Oficjalna strona Klubu

Dziwna porażka


Pogoń Lwów poniosła kolejną wyjazdową porażkę, tym razem przegrywając w Wielkich Glebowicach 2:3.


Ten wyjazd bardzo zaskoczył piłkarzy Pogoni. Murawa stadionu była w fatalnym stanie, ponadto gospodarze nie udostępnili naszej drużynie szatni, pomimo tego, że sami przebierali się w pomieszczeniu. W związku z tym, piłkarze Pogoni musieli przebierać się w autobusie.
Stadion w Wielkich Glebowicach nie posiada zadaszenia, dlatego też zawodnicy zmuszeni byli siedzieć w 32 – stopniowym upale pod gołym niebem.

Zmagania rozpoczęli juniorzy którzy demonstrowali dobrą grę, w pierwszej połowie w 29 min. po dokładnym podaniu strzelił Biełaziorow, a w drugiej połowie Pawłyk zwiększył przewagę Pogoniarzy na 2:0.

Po udanej grze juniorów do walki przystąpili seniorzy. Początek meczu był dość wyrównany, po dziesięciu minutach była widoczna przewaga gospodarzy, którzy lepiej radzili sobie na własnym boisku. Należy zaznaczyć, że od pierwszych minut dało się zauważyć nieobiektywność sędziów, którzy sympatyzowali, z nieznanych nam przyczyn, z gospodarzami. Dziwnymi decyzjami zmuszali zawodników gości do interwencji,  za co bogato byli nagradzani żółtymi kartami (Karabin w 23 min., Korniew w 29 min., Bojko w 34 min., Pyluch w 78 min).
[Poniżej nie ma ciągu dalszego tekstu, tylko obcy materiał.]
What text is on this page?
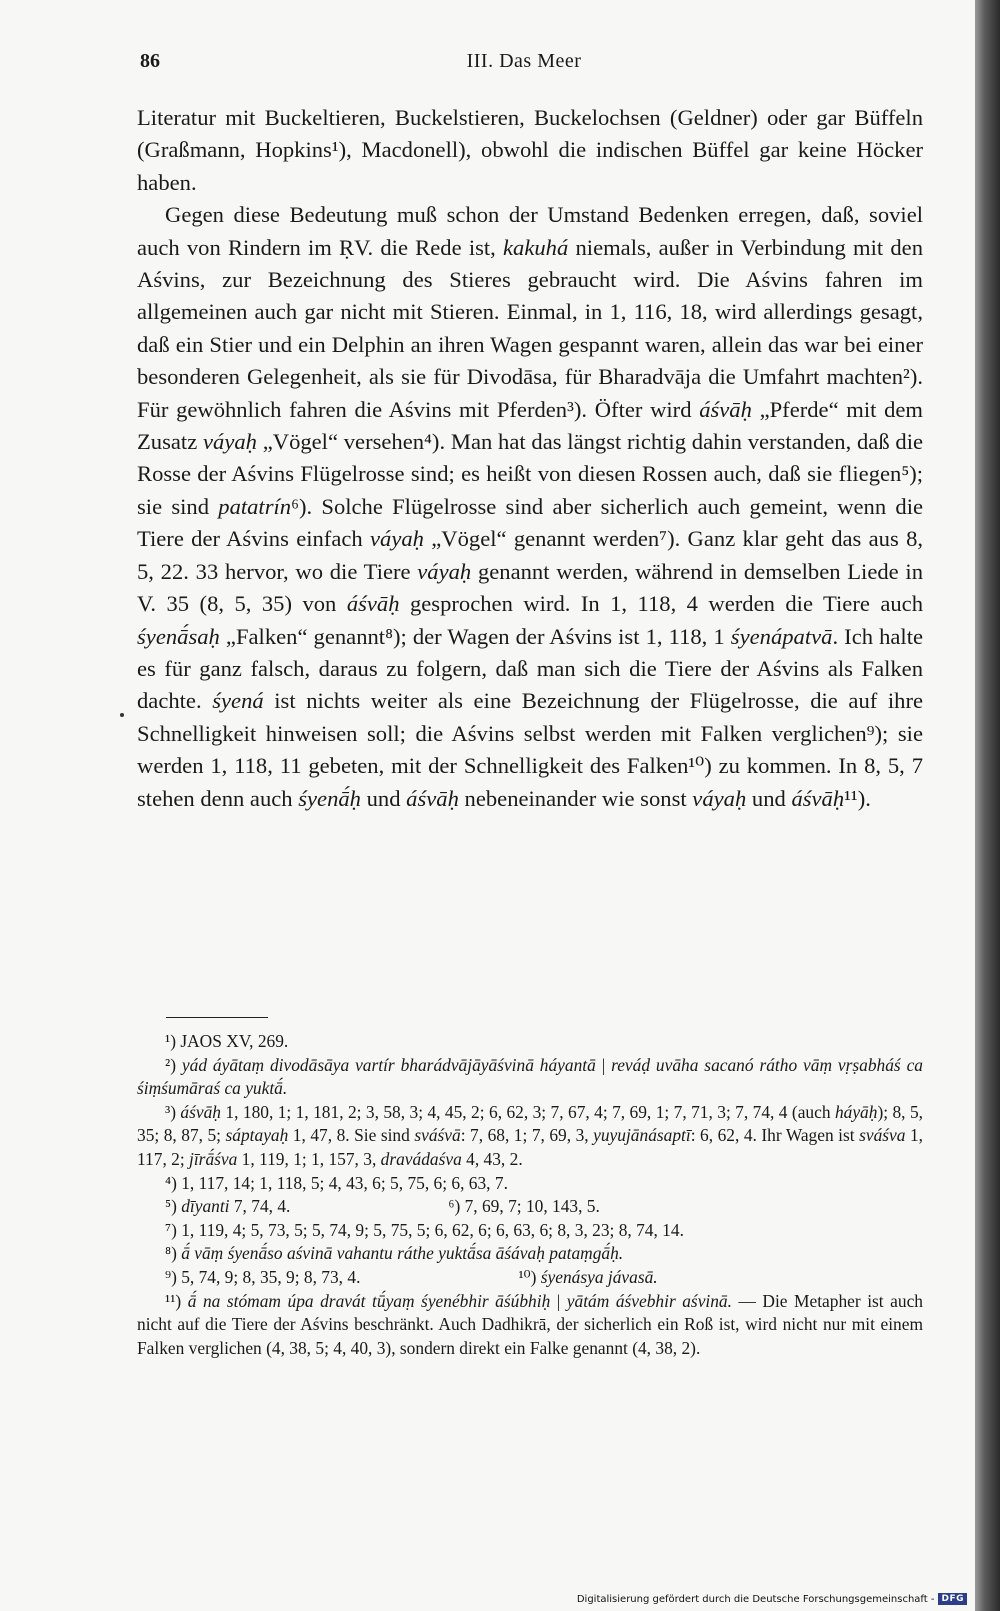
86	III. Das Meer

Literatur mit Buckeltieren, Buckelstieren, Buckelochsen (Geldner) oder gar Büffeln (Graßmann, Hopkins¹), Macdonell), obwohl die indischen Büffel gar keine Höcker haben.

Gegen diese Bedeutung muß schon der Umstand Bedenken erregen, daß, soviel auch von Rindern im ṚV. die Rede ist, kakuhá niemals, außer in Verbindung mit den Aśvins, zur Bezeichnung des Stieres gebraucht wird. Die Aśvins fahren im allgemeinen auch gar nicht mit Stieren. Einmal, in 1, 116, 18, wird allerdings gesagt, daß ein Stier und ein Delphin an ihren Wagen gespannt waren, allein das war bei einer besonderen Gelegenheit, als sie für Divodāsa, für Bharadvāja die Umfahrt machten²). Für gewöhnlich fahren die Aśvins mit Pferden³). Öfter wird áśvāḥ „Pferde“ mit dem Zusatz váyaḥ „Vögel“ versehen⁴). Man hat das längst richtig dahin verstanden, daß die Rosse der Aśvins Flügelrosse sind; es heißt von diesen Rossen auch, daß sie fliegen⁵); sie sind patatrín⁶). Solche Flügelrosse sind aber sicherlich auch gemeint, wenn die Tiere der Aśvins einfach váyaḥ „Vögel“ genannt werden⁷). Ganz klar geht das aus 8, 5, 22. 33 hervor, wo die Tiere váyaḥ genannt werden, während in demselben Liede in V. 35 (8, 5, 35) von áśvāḥ gesprochen wird. In 1, 118, 4 werden die Tiere auch śyenā́saḥ „Falken“ genannt⁸); der Wagen der Aśvins ist 1, 118, 1 śyenápatvā. Ich halte es für ganz falsch, daraus zu folgern, daß man sich die Tiere der Aśvins als Falken dachte. śyená ist nichts weiter als eine Bezeichnung der Flügelrosse, die auf ihre Schnelligkeit hinweisen soll; die Aśvins selbst werden mit Falken verglichen⁹); sie werden 1, 118, 11 gebeten, mit der Schnelligkeit des Falken¹⁰) zu kommen. In 8, 5, 7 stehen denn auch śyenā́ḥ und áśvāḥ nebeneinander wie sonst váyaḥ und áśvāḥ¹¹).

¹) JAOS XV, 269.

²) yád áyātaṃ divodāsāya vartír bharádvājāyāśvinā háyantā | reváḍ uvāha sacanó rátho vāṃ vṛṣabháś ca śiṃśumāraś ca yuktā́.

³) áśvāḥ 1, 180, 1; 1, 181, 2; 3, 58, 3; 4, 45, 2; 6, 62, 3; 7, 67, 4; 7, 69, 1; 7, 71, 3; 7, 74, 4 (auch háyāḥ); 8, 5, 35; 8, 87, 5; sáptayaḥ 1, 47, 8. Sie sind sváśvā: 7, 68, 1; 7, 69, 3, yuyujānásaptī: 6, 62, 4. Ihr Wagen ist sváśva 1, 117, 2; jīrā́śva 1, 119, 1; 1, 157, 3, dravádaśva 4, 43, 2.

⁴) 1, 117, 14; 1, 118, 5; 4, 43, 6; 5, 75, 6; 6, 63, 7.

⁵) dīyanti 7, 74, 4.	⁶) 7, 69, 7; 10, 143, 5.

⁷) 1, 119, 4; 5, 73, 5; 5, 74, 9; 5, 75, 5; 6, 62, 6; 6, 63, 6; 8, 3, 23; 8, 74, 14.

⁸) ā́ vāṃ śyenā́so aśvinā vahantu ráthe yuktā́sa āśávaḥ pataṃgā́ḥ.

⁹) 5, 74, 9; 8, 35, 9; 8, 73, 4.	¹⁰) śyenásya jávasā.

¹¹) ā́ na stómam úpa dravát tū́yaṃ śyenébhir āśúbhiḥ | yātám áśvebhir aśvinā. — Die Metapher ist auch nicht auf die Tiere der Aśvins beschränkt. Auch Dadhikrā, der sicherlich ein Roß ist, wird nicht nur mit einem Falken verglichen (4, 38, 5; 4, 40, 3), sondern direkt ein Falke genannt (4, 38, 2).

Digitalisierung gefördert durch die Deutsche Forschungsgemeinschaft - DFG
Nerwów na wodzy nie utrzymał także kapitan Pogoni Artiom Ostapc, który od początku meczu kilkakrotnie był faulowany, niestety żadnej interwencji sędziego nie było. Za agresywną grę przy odbiorze piłki otrzymał czerwoną kartkę w 37 min. Nie da się jednak w żaden sposób usprawiedliwić jego zachowania, ponieważ osłabił drużynę.

Na przerwę Pogoń zeszła ze stratą dwóch bramek. Po przerwie podopieczni Czerniajewa ruszyli do ataku w zmienionym składzie. Niestety, już w 63 minucie przegrywali 0:3, kolejne zamiany rozruszały poczynania Pogoni. W 72 min. strzelił Grycyk, a w 87 min. nadzieję na wyrównanie w tym meczu dał Barańczuk.
Zaskoczeni grą Pogoniarzy gospodarze cofnęli się do obrony, drobnymi faulami gasili ataki niebiesko – czerwonych, a sędziowie dopatrywali się dziwnych spalonych. Niestety, Pogoni zabrakło czasu na wyrównanie i ostatecznie Duma Lwowa przegrała 2:3.

Po tym meczu należy postawić pytanie: skąd taka przychylność sędziów dla miejscowych? Pewnie się tego nigdy nie dowiemy. Należy mieć nadzieję, że Pogoń przegrała po sportowej walce, a nie po jakiś zakulisowych rozgrywkach.

Oto, co po meczu powiedział nam prezes Pogoni, Marek Horbań:
Pragniemy zapewnić kibiców naszego klubu, że chcemy grać w piłkę i pokazywać naszą przewagę nad
przeciwnikami na boisku. Wspomnę tu zwrotkę hymnu naszego klubu: Dyplomacja to utopia, polityka to jest chrzan. Kto najlepiej dzisiaj kopie, ten jest władcą, ten jest pan.

Skład Pogoni:

1 Grajecki (od 46 min 21 Milawski ) , 4 Korniew (od 46min 20 Mocyk), 2 Tomaszewski, 3 Fajda W.,11 Parańka,
5 Ostapec (czerwona kartka 37 min.) , 4 Karabin (od 43 min 4 Nadilny),15 Lewczuk ( od 75min 9 Fajda I.), 13 Dołżański
( od 46 min. 12 Grycyk), 10 Bojko ( od 42 min 22 Barańczuk), 8 Juzkiewicz (od 71 min 7 Pyluch).